Tasks of Auditing Committee in Poland
In contrast to the supervisory board, the audit committee does not exercise permanent supervision over the company - it is a periodical supervisory body. Control differs from supervision in that it is based on a right to review company's activity including a right to request information and explanations, review appropriate documents of the company etc., although without a right to make binding decisions. The audit committee usually meets once a year prior to the ordinary general shareholders' meeting to (similarly to the supervisory board) evaluate the management board's report on the activities of the company and the financial report as well as the management board's conclusions concerning the division of profits or the financing of losses.

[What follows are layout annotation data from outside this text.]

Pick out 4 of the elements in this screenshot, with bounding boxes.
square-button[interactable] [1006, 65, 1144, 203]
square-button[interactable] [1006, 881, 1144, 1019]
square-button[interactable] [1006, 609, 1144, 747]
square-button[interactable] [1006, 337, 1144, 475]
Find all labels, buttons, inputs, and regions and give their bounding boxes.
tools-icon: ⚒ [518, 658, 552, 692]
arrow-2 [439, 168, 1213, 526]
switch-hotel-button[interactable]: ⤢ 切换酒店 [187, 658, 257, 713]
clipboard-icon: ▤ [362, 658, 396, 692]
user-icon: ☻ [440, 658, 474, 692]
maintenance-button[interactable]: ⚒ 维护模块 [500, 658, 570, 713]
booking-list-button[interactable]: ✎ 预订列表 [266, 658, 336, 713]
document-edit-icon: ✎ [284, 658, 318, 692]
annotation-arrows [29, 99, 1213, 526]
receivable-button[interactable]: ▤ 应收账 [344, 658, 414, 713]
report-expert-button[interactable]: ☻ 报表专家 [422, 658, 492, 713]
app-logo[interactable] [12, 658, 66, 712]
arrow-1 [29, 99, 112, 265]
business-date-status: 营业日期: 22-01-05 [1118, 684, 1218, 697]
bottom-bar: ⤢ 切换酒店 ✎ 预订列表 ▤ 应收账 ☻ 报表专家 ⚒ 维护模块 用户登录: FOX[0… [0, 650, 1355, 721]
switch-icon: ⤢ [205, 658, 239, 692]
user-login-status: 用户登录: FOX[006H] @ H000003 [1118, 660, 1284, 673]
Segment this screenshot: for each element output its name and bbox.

The audit committee is obliged to submit to the ordinary general shareholders' meeting a report on the results of such evaluation (in accordance with the procedure and to the extent specified for the performance of such actions by the supervisory board). The right to convene the general shareholders' meeting if the management board fails to convene it in the time stipulated as well as the right to take legal actions to repeal or to conclude the invalidity of the general shareholders' meetings' resolution are the remaining duties of the audit committee.
Relations of Auditing Committee to Supervisory Board
If the supervisory board was not created in Polish limited liability company, the articles of association may provide for expanding duties of the audit committee onto remaining activities under regular authority of the supervisory board. However, the supervisory board may not be granted (even under provisions in the articles of association) rights to represent the Polish company in an agreement between the company and the management board member or in a dispute between them. (Such rights may be granted only by the shareholders of the company to the supervisory board or a proxy elected by a way of resolution at the general shareholders' meeting.)
Members of Auditing Committee in Poland
The audit committee shall consist of at least three natural persons with full legal capacity. It may consist of shareholders alone or persons who are not shareholders of the company. However, a member of the company's management board, a holder of the commercial power of attorney, a liquidator, a manager of a branch or factory, a chief accountant or a legal advisor and those employed in the company who answer directly to the member of the management board or the liquidator may not be at the same time a member of the supervisory board. This prohibition applies also to members of the management board and liquidators of dependent companies. Members of the audit committee may be recalled at any time by a way of shareholders' resolution.
The audit committee shall adopt resolutions if its meeting is attended by at least half of its members, and all the members have been invited. The resolution shall be valid if all members of the audit committee have been notified of the contents of the draft resolution. The Polish Company Law Act provisions do not provide for the specific kind of votes required (e.g. an absolute majority or a simple majority). It s recommended to create specific provisions in this matter in the articles of association or the company's internal regulations.
The audit committee's meeting with the voting rights may be attended only by its members, although previously invited experts, advisers or members of the management board may also be present. Minutes shall be taken of the meeting of the audit committee.